Karya Kuhn cukup banyak, namun yang paling terkenal dan mendapat banyak sambutan dari filsuf ilmu dan ilmuan adalah The Structure of Scientific Revolution,sebuah buku yang terbit pada tahun 1962, dan direkomendasikan sebagai bahan bacaan dalam kursus dan pengajaran berhubungan dengan pendidikan, sejarah, psikologi, riset dan sejarah serta filsafat sains.

2. Pengertian Paradigma
 Paradigma dalam bahasa Inggris disebut paradigm dan bahasa Perancis paradigme, ia berasal dari bahasa Latin ”para” dan deigma”. Para berarti disisi, disamping dan deigma berarti contoh, pola, model. Sedangkan deigma dalam bentuk kata kerja deiknynai berarti menunjukkan atau mempertunjukkan sesuatu. Dengan begitu, secara epistimologis, paradigma berarti disisi model, disamping pola atau disisi contoh. Paradigma berarti pula sesuatu yang menampakkan pola, model atau contoh. Paradigma juga sinonim dengan guiding principle, basic point of view atau dasar perspektif ilmu, gugusan pikir, model, pola, kadang ada pula yang menyebutnya konteks. Secara terminologi, paradigma berarti jalinan ide dasar beserta asumsi dengan variabel-variabel idenya.[2]

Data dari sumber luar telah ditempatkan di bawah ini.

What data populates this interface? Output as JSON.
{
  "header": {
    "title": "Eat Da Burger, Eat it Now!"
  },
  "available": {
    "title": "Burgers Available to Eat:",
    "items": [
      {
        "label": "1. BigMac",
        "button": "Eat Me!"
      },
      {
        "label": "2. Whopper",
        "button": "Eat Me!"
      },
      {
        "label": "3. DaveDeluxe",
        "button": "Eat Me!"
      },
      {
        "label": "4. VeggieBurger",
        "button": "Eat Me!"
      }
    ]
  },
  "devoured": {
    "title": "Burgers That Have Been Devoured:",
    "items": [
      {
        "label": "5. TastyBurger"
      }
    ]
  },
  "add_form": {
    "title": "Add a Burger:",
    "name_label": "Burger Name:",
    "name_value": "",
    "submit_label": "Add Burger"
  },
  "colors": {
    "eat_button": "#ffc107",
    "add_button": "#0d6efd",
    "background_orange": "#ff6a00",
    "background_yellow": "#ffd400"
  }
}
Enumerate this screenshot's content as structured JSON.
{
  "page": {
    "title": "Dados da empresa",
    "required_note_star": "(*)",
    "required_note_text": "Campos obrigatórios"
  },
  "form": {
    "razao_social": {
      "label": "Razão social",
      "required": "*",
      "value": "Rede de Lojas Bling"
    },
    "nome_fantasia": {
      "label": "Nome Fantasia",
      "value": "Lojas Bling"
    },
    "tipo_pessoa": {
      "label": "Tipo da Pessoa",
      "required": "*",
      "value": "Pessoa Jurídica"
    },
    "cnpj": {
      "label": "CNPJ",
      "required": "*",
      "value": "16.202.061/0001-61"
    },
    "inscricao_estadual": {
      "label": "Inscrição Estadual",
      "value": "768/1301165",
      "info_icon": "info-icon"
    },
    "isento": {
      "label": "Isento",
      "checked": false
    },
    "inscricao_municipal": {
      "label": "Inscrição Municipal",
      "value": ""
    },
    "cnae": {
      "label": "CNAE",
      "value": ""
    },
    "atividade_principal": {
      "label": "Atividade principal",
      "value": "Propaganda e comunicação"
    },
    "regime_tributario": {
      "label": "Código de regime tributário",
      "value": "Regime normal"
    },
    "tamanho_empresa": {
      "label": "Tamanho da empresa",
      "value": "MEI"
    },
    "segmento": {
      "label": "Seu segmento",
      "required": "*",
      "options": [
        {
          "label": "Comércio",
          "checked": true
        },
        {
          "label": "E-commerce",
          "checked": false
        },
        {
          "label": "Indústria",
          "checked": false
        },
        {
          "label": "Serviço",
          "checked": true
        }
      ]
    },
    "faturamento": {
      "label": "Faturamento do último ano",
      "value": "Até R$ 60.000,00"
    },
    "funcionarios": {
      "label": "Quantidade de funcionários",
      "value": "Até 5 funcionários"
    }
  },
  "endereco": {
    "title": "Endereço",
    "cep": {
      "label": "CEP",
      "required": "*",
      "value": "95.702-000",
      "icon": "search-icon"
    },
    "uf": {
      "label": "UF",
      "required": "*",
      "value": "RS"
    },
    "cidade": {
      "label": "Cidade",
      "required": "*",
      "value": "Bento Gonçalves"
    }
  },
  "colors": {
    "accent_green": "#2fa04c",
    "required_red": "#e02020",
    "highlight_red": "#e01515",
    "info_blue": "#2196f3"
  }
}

Menurut Chalmers (1983) Paradigma adalah suatu asumsi-asumsi dasar dan asumsi-asumsi teoritis yang umum (merupakan suatu sumber nilai) sehingga merupakan suatu sumber hukum-hukum, metode serta penerapan dalam ilmu pengetahuan sehingga sangat menentukan sifat, cirri serta karakter ilmu pengetahuan itu sendiri. Dalam “The structure of Science Revolution”, Kuhn (1989) menggunakan paradigma dalam dua pengertian. Di satu pihak paradigma berarti keseluruhan konstelasi kepercayaan, nilai, teknik yang dimiliki bersama oleh anggota masyarakat ilmiah tertentu. Di pihak lain paradigma menunjukan sejenis unsur dalam konstelasi itu dan pemecahan teka-teki yang kongkrit yang jika digunakan sebagai model, pola, atau contoh dapat menggantikan kaidah-kaidah yang eksplisit sebagai dasar bagi pemecahan permasalahan dan teka-teki normal sains yang masih tersisa.
Paradigma menurut Muslih (2004) merupakan suatu keputusan yudikatif dalam hukum yang tidak tertulis. Secara singkat pengertian paradigma adalah Keseluruhan konstelasi kepercayaan, nilai dan teknik yang dimiliki suatu komunitas ilmiah dalam memandang sesuatu (fenomena), paradigma membantu merumuskan tentang apa yang harus dipelajari, persoalan apa yang harus dijawab dan aturan apa yang harus diikuti dalam menginterpretasikan jawaban yang diperoleh (Kuhn, 1989).
Pengertian paradigma menurut kamus filsafat dalam Merymaswarita (2009) adalah : 1. Cara memandang sesuatu.  2. Model, pola, ideal dalam ilmu pengetahuan. Dari model-model ini fenomena dipandang dan dijelaskan.  3. Totalitas premis-premis teoritis dan metodologis yang menentukan atau mendefinisikan suatu study ilmiah kongkrit dan ini melekat di dalam praktek ilmiah pada tahap tertentu.  4. Dasar untuk menyeleksi problem-problem dan pola untuk memecahkan problem-problem riset.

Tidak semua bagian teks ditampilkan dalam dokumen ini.